Elaine Craig a également découvert des cas où le raisonnement des juges reflétait une ignorance choquante de la façon dont la loi relative aux violences sexuelles est censé fonctionner. Elle souligne que dans de tels cas, les juges risquent de s’appuyer sur des stéréotypes profondément enracinés, ceux que les modifications de la loi étaient censées éliminer.
On voit apparaître une situation de juges nommés pour les récompenser d’une carrière au service de l’élite dirigeante. Cela pourrait être une spécialisation dans des domaines comme les fusions d’entreprises et l’évasion fiscale, qui ne donne aucune expérience ou formation quant aux lois régissant les agressions sexuelles. Ils n’expriment pas d’empathie pour les victimes. Leurs décisions reflètent non pas une loi et un processus au service de la justice, mais un point de vue raciste et misogyne, des préjugés et des stéréotypes, écrit-elle.

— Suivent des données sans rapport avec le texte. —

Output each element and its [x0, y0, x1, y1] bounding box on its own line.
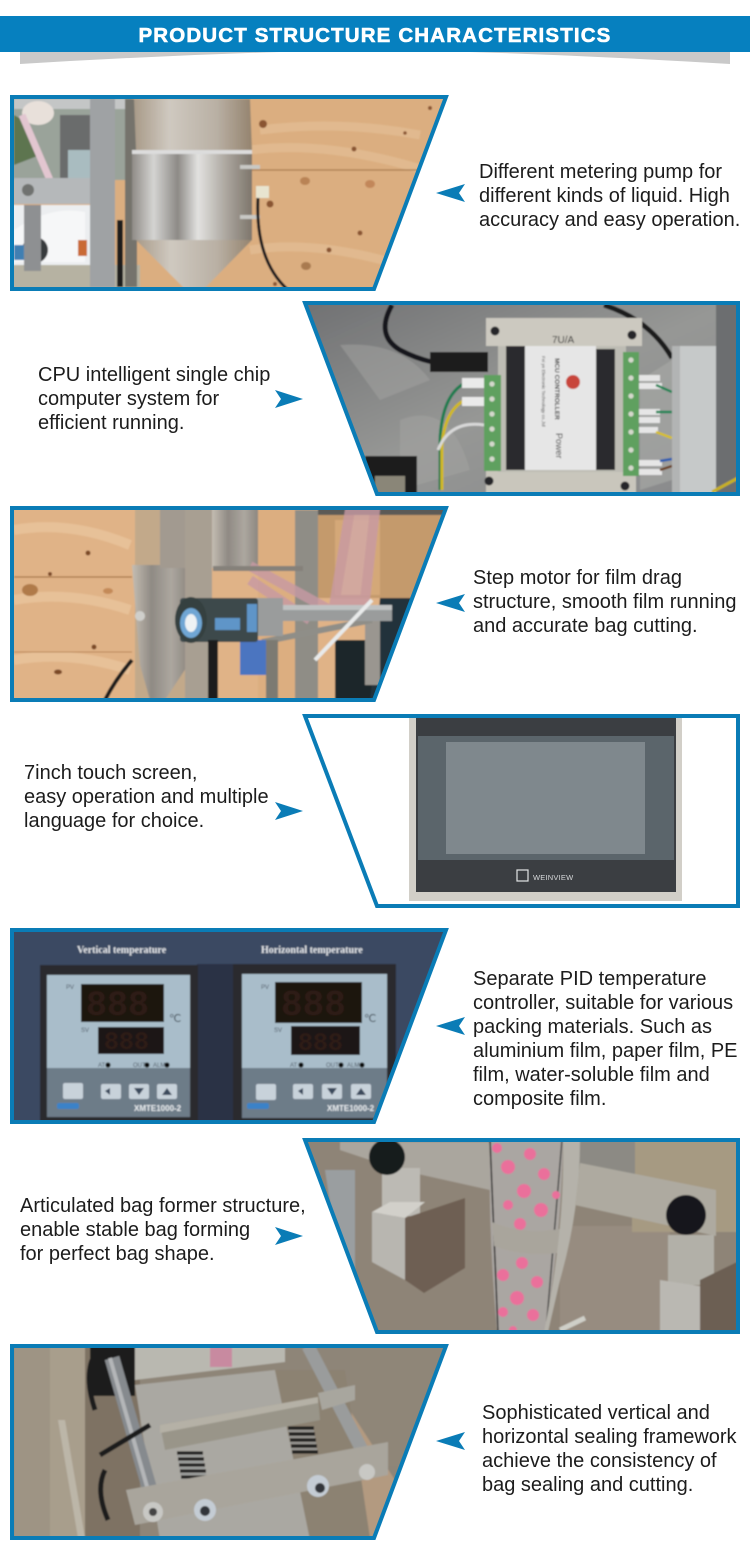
description: CPU intelligent single chip [38, 364, 270, 386]
photo: temperature controllers: XMTE1000-2 [134, 1104, 182, 1113]
panel: step motor [10, 505, 736, 703]
photo: controller board: Fei ye Electronic Technology co.,ltd [541, 356, 546, 427]
photo: temperature controllers: PV [261, 985, 269, 991]
arrow [436, 1017, 465, 1035]
photo: controller board: 7U/A [552, 335, 575, 346]
arrow [275, 390, 303, 408]
photo: temperature controllers: AT [98, 1063, 106, 1069]
description: and accurate bag cutting. [473, 615, 698, 637]
header banner [0, 16, 750, 64]
description: structure, smooth film running [473, 591, 736, 613]
title: PRODUCT STRUCTURE CHARACTERISTICS [138, 24, 612, 47]
photo: temperature controllers: ℃ [364, 1013, 376, 1025]
arrow [275, 1227, 303, 1245]
description: different kinds of liquid. High [479, 185, 730, 207]
photo: temperature controllers: Horizontal temperature [261, 945, 363, 956]
description: enable stable bag forming [20, 1219, 250, 1241]
photo: temperature controllers: SV [81, 1028, 89, 1034]
photo frame [305, 1140, 738, 1332]
panel: bag former [20, 1136, 740, 1334]
photo: bag former [300, 1136, 740, 1334]
description: film, water-soluble film and [473, 1064, 710, 1086]
photo: temperature controllers: ℃ [169, 1013, 181, 1025]
photo frame [12, 97, 446, 289]
photo: temperature controllers: SV [274, 1028, 282, 1034]
photo: film drag motor [10, 505, 450, 703]
photo: temperature controllers: OUT [326, 1063, 339, 1069]
photo frame [12, 1346, 446, 1538]
photo: temperature controllers: 888 [298, 1029, 343, 1058]
banner bar [0, 16, 750, 52]
arrow [436, 594, 465, 612]
description: Step motor for film drag [473, 567, 682, 589]
panel: PID temperature controller [10, 926, 738, 1125]
photo: controller board [300, 300, 740, 498]
photo: temperature controllers: AT [290, 1063, 298, 1069]
description: computer system for [38, 388, 220, 410]
photo: temperature controllers: 888 [281, 985, 346, 1026]
arrow [436, 184, 465, 202]
description: Different metering pump for [479, 161, 722, 183]
photo frame [12, 930, 446, 1122]
photo: temperature controllers: 888 [86, 986, 149, 1026]
description: 7inch touch screen, [24, 762, 197, 784]
description: aluminium film, paper film, PE [473, 1040, 738, 1062]
panel: touch screen [24, 716, 738, 906]
photo: sealing framework [10, 1342, 450, 1540]
description: accuracy and easy operation. [479, 209, 740, 231]
photo frame [12, 508, 446, 700]
banner shadow ribbon [20, 52, 730, 64]
description: achieve the consistency of [482, 1450, 717, 1472]
description: Articulated bag former structure, [20, 1195, 306, 1217]
photo: temperature controllers: ALM [153, 1063, 165, 1069]
description: language for choice. [24, 810, 204, 832]
description: Separate PID temperature [473, 968, 706, 990]
photo: controller board: Power [554, 433, 564, 459]
panel: metering pump [10, 95, 740, 291]
photo: temperature controllers: OUT [133, 1063, 146, 1069]
photo: temperature controllers: PV [66, 985, 74, 991]
description: composite film. [473, 1088, 606, 1110]
description: packing materials. Such as [473, 1016, 712, 1038]
photo: temperature controllers: 888 [104, 1028, 149, 1057]
arrow [436, 1432, 465, 1450]
photo frame [305, 716, 738, 906]
arrow [275, 802, 303, 820]
description: easy operation and multiple [24, 786, 269, 808]
photo: controller board: MCU CONTROLLER [553, 358, 560, 420]
photo: touch screen [409, 716, 682, 901]
panel: sealing framework [10, 1342, 738, 1540]
description: bag sealing and cutting. [482, 1474, 693, 1496]
photo: hopper against wood [10, 95, 450, 291]
photo: temperature controllers: XMTE1000-2 [327, 1104, 375, 1113]
photo: touch screen: WEINVIEW [533, 873, 574, 882]
photo frame [305, 303, 738, 494]
description: for perfect bag shape. [20, 1243, 215, 1265]
photo: temperature controllers: Vertical temperature [77, 945, 167, 956]
photo: temperature controllers: ALM [347, 1063, 359, 1069]
description: Sophisticated vertical and [482, 1402, 710, 1424]
photo: temperature controllers [10, 926, 450, 1125]
description: controller, suitable for various [473, 992, 733, 1014]
panel: CPU controller [38, 300, 740, 498]
description: horizontal sealing framework [482, 1426, 738, 1448]
description: efficient running. [38, 412, 184, 434]
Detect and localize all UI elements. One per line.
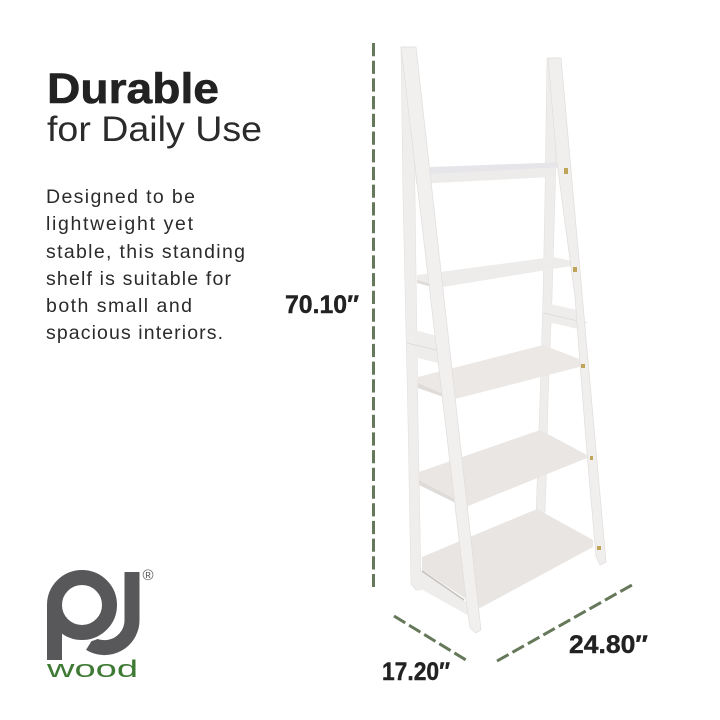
body text: spacious interiors. xyxy=(46,322,223,344)
brass brackets xyxy=(564,168,601,550)
title: for Daily Use xyxy=(47,110,262,149)
body text xyxy=(46,186,245,344)
logo letter j xyxy=(90,572,132,648)
left brace xyxy=(407,330,448,365)
shelf 3 xyxy=(418,345,587,401)
title: Durable xyxy=(47,65,219,113)
logo letter p xyxy=(46,569,118,660)
body text: Designed to be xyxy=(46,186,195,208)
title xyxy=(47,65,262,149)
registered mark: ® xyxy=(142,567,154,584)
right brace xyxy=(543,303,587,330)
logo: pj wood xyxy=(45,567,154,683)
body text: shelf is suitable for xyxy=(46,268,232,290)
back left post xyxy=(401,47,421,590)
front left leg xyxy=(401,47,481,633)
height label: 70.10″ xyxy=(285,291,359,319)
shelf 2 xyxy=(417,257,577,290)
body text: stable, this standing xyxy=(46,241,245,263)
width dimension line xyxy=(497,585,632,661)
shelf 5 with front apron xyxy=(414,509,593,621)
width label: 24.80″ xyxy=(569,631,648,659)
body text: lightweight yet xyxy=(46,213,194,235)
depth label: 17.20″ xyxy=(382,658,450,686)
height dimension line xyxy=(372,43,375,587)
shelf 1 with apron xyxy=(415,162,568,184)
front right leg xyxy=(548,58,606,565)
ladder shelf product xyxy=(401,47,606,633)
depth dimension line xyxy=(394,616,466,660)
body text: both small and xyxy=(46,295,192,317)
shelf 4 xyxy=(419,430,587,509)
logo wordmark: wood xyxy=(45,656,138,683)
back right post xyxy=(536,58,558,516)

Également, de nombreux procureurs de la Couronne n’accordent pas l’attention qu’elles méritent aux affaires d’agression sexuelle, et le système judiciaire ne fournit pas les ressources nécessaires. Elaine Craig dresse un portrait de la police dont les enquêtes sont si manifestement lacunaires que l’indifférence totale semble être la seule explication. Cette situation est des plus fréquente et a engendré des violations scandaleuses de la justice, que l’Enquête nationale sur les femmes et les filles autochtones disparues et assassinées a révélé.
Les éléments contenus dans ce livre font ressortir que l’état de droit, selon toute conception moderne, doit servir la cause de la justice.[2] Lorsque le système judiciaire bafoue une telle règle de droit, omet d’assurer une représentation adéquate aux femmes qui dénoncent des agressions contre elles, permet leur humiliation et porte atteinte à la dignité humaine, on ne peut pas parler de justice.
Notes
1. Le mot « plaignant » est utilisé devant le tribunal au lieu de victime. Le sens juridique de plaignant vise à reconnaître qu’une enquête, des preuves, un procès et un verdict sont nécessaires avant qu’une personne accusée, le défendeur, puisse être reconnue coupable d’avoir commis un crime.
2. Un état de droit moderne au service de la justice ne peut se satisfaire de distinguer qui a tort et qui a raison, ou de déclarer qui est coupable ou non coupable de violation de la loi. Il doit en particulier s’interroger et analyser les conditions sociales à l’origine de telles violations et proposer des changements.